The lineups remained the same for the Indiana Pacers as they continued to play short-handed without Domantas Sabonis and Myles Turner, but unlike their win over Chicago, the Pacers allowed those injuries to become a determining factor in tonight’s game against the Charlotte Hornets.
The play down the stretch, highlighted by a staggering free throw differential and game-deciding whistles, overshadowed Indiana’s lack of ability to close out the Hornets despite having multiple opportunities to do so. The Pacers were up by double figures in each of the first three quarters, leading by 17, 19, and 14 at different points in the game, including a 14-point advantage heading into the fourth.
However, Charlotte showcased some excellent resiliency in climbing back into the game each time Indiana had an opportunity to stomp out the Hornets entirely. That came back to sting them when Charlotte outscored the Pacers 24-4 to start the fourth quarter, setting up a flurry of a finish to regulation, getting big time buckets from Malcolm Brogdon and T.J. Warren, eventually forcing overtime on a Brogdon layup with 16.8 seconds remaining.
In the extra period, the Pacers again had opportunities to close the game out, but missed back-to-back threes up 117-115, then allowed Devonte’ Graham’s career night to feature a crucial and-one with under two minutes to regain the lead for Charlotte. Warren would split a trip at the line, Graham would hit both of his. Jeremy Lamb somehow tied it up on a broken possession. Graham would again go back to the free throw line, icing the game on a rough, rough call on JaKarr Sampson, one the league will almost assuredly respond to with, “Our bad.”
All told, the Hornets outshot the Pacers 42-7 from the free throw line, a disparity that Indiana weathered early, but were unable to overcome when the Hornets stormed out of the gate in the fourth quarter. James Borrego’s decision to insert Bismack Biyombo to start the fourth paid massive dividends, as Biyombo not only scored 15 points, but helped to foul out both Goga Bitadze and T.J. Leaf, forcing Indiana to play the 6’7” Sampson at center in overtime.
That particular result was predictable. Leaf’s lack of overall skill defensively combined with Bitadze being a rookie spelled trouble for Indiana’s big depth, helping to define the 34-17 foul differential. Most of the calls weren’t bad, though a crucial offensive foul on Bitadze on a pick was, but Indiana was never able to play in the same realm as Charlotte in terms of drawing fouls (despite scoring 58 points in the paint), especially once free throws became a factor.
The second unit in particular was a mitigated disaster for the Pacers. After Indiana’s quick start and 19-point lead, the defense disappeared completely, allowing the Hornets to run layup drills with almost no resistance.

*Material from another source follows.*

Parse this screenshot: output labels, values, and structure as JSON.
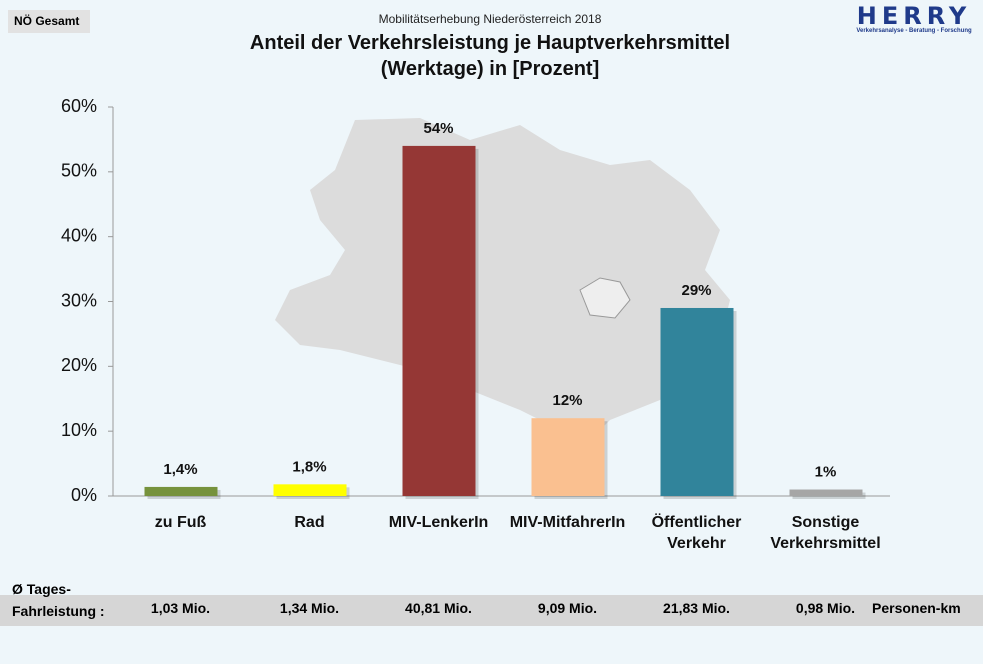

While Aaron Holiday hit a pair of threes, dished to Justin Holiday for a three of his own, Doug McDermott was the leading scorer with eight. Leaf was scoreless, and T.J. McConnell had three turnovers to zero assists.

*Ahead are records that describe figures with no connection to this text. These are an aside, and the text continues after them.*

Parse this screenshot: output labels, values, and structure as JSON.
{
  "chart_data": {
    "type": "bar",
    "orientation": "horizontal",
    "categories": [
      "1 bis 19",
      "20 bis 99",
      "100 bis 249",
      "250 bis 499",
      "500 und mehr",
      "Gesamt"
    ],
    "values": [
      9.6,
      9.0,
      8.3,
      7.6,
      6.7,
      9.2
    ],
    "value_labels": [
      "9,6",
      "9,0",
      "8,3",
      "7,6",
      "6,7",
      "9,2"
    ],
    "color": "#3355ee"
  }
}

That is impossible to win with, especially with Graham’s career game, Biyombo’s fourth quarter dominance, and Cody Martin, who showed that not all zero point games are bad, pulling in 11 rebounds and covering Brogdon like a glove in the fourth quarter to limit his touches on offense.
Limiting Brogdon offensively late proved a big advantage for Charlotte. Not only was Brogdon the lone go-to for the Pacers in free throw shooting (5-5) in regulation, but he was effectively unstoppable when he did have the ball. He would finish with 31 points and eight assists, ripping apart the Hornets defense at will, but Martin’s ability to prevent Brogdon from getting the ball, along with double teams, kept it at “just” 31.

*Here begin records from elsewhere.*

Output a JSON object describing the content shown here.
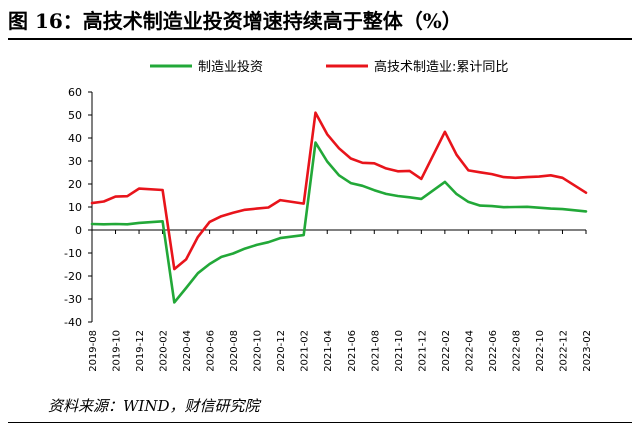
{
  "title": "图 16：高技术制造业投资增速持续高于整体（%）",
  "source": "资料来源：WIND，财信研究院",
  "chart_data": {
    "type": "line",
    "ylim": [
      -40,
      60
    ],
    "yticks": [
      "60",
      "50",
      "40",
      "30",
      "20",
      "10",
      "0",
      "-10",
      "-20",
      "-30",
      "-40"
    ],
    "xtick_labels": [
      "2019-08",
      "2019-10",
      "2019-12",
      "2020-02",
      "2020-04",
      "2020-06",
      "2020-08",
      "2020-10",
      "2020-12",
      "2021-02",
      "2021-04",
      "2021-06",
      "2021-08",
      "2021-10",
      "2021-12",
      "2022-02",
      "2022-04",
      "2022-06",
      "2022-08",
      "2022-10",
      "2022-12",
      "2023-02"
    ],
    "legend_position": "top",
    "grid": false,
    "series": [
      {
        "name": "制造业投资",
        "color": "#22a838",
        "x": [
          "2019-08",
          "2019-09",
          "2019-10",
          "2019-11",
          "2019-12",
          "2020-02",
          "2020-03",
          "2020-04",
          "2020-05",
          "2020-06",
          "2020-07",
          "2020-08",
          "2020-09",
          "2020-10",
          "2020-11",
          "2020-12",
          "2021-02",
          "2021-03",
          "2021-04",
          "2021-05",
          "2021-06",
          "2021-07",
          "2021-08",
          "2021-09",
          "2021-10",
          "2021-11",
          "2021-12",
          "2022-02",
          "2022-03",
          "2022-04",
          "2022-05",
          "2022-06",
          "2022-07",
          "2022-08",
          "2022-09",
          "2022-10",
          "2022-11",
          "2022-12",
          "2023-02"
        ],
        "values": [
          2.6,
          2.5,
          2.6,
          2.5,
          3.1,
          3.8,
          -31.5,
          -25.2,
          -18.8,
          -14.8,
          -11.7,
          -10.2,
          -8.1,
          -6.5,
          -5.3,
          -3.5,
          -2.2,
          38.0,
          29.8,
          23.8,
          20.4,
          19.2,
          17.3,
          15.7,
          14.8,
          14.2,
          13.5,
          20.9,
          15.6,
          12.2,
          10.6,
          10.4,
          9.9,
          10.0,
          10.1,
          9.7,
          9.3,
          9.1,
          8.1
        ]
      },
      {
        "name": "高技术制造业:累计同比",
        "color": "#e8141b",
        "x": [
          "2019-08",
          "2019-09",
          "2019-10",
          "2019-11",
          "2019-12",
          "2020-02",
          "2020-03",
          "2020-04",
          "2020-05",
          "2020-06",
          "2020-07",
          "2020-08",
          "2020-09",
          "2020-10",
          "2020-11",
          "2020-12",
          "2021-02",
          "2021-03",
          "2021-04",
          "2021-05",
          "2021-06",
          "2021-07",
          "2021-08",
          "2021-09",
          "2021-10",
          "2021-11",
          "2021-12",
          "2022-02",
          "2022-03",
          "2022-04",
          "2022-05",
          "2022-06",
          "2022-07",
          "2022-08",
          "2022-09",
          "2022-10",
          "2022-11",
          "2022-12",
          "2023-02"
        ],
        "values": [
          11.7,
          12.4,
          14.5,
          14.7,
          18.0,
          17.4,
          -17.0,
          -12.8,
          -3.0,
          3.5,
          6.0,
          7.5,
          8.8,
          9.3,
          9.8,
          13.0,
          11.5,
          51.0,
          41.6,
          35.5,
          31.1,
          29.2,
          29.0,
          26.8,
          25.5,
          25.7,
          22.2,
          42.7,
          32.7,
          25.9,
          25.1,
          24.3,
          23.0,
          22.7,
          23.0,
          23.2,
          23.8,
          22.7,
          16.2
        ]
      }
    ]
  }
}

That the Pacers were almost able to overcome everything that went against them was a testament not only to Brogdon, but to Warren as well. Warren was a massive boost offensively all night, scoring 33 points on a dizzying 15-18 shooting and brought in some big defensive plays with two steals and a block. Lamb meanwhile wasn’t nearly as efficient, but scored well with 18 points.
Beyond that? Well, no one else reached double figures to help support Indiana’s top three scorers. Sampson provided some nice energy, including the game’s most emphatic block, but is a backup being thrust into a starting position. Bitadze, with another four block night to go with his 11 rebounds, is also being forced well beyond his current role due to injuries despite the positive flashes he continues to show.
Losing in overtime on the first night of a back-to-back while already playing short-handed feels like the worst possible outcome for the Pacers, short of another name getting added to the injury list. Without knowing whether front court relief will come as soon as tomorrow, the Pacers will have to dig deep to avoid falling two games under .500 when they host the Washington Wizards tomorrow night.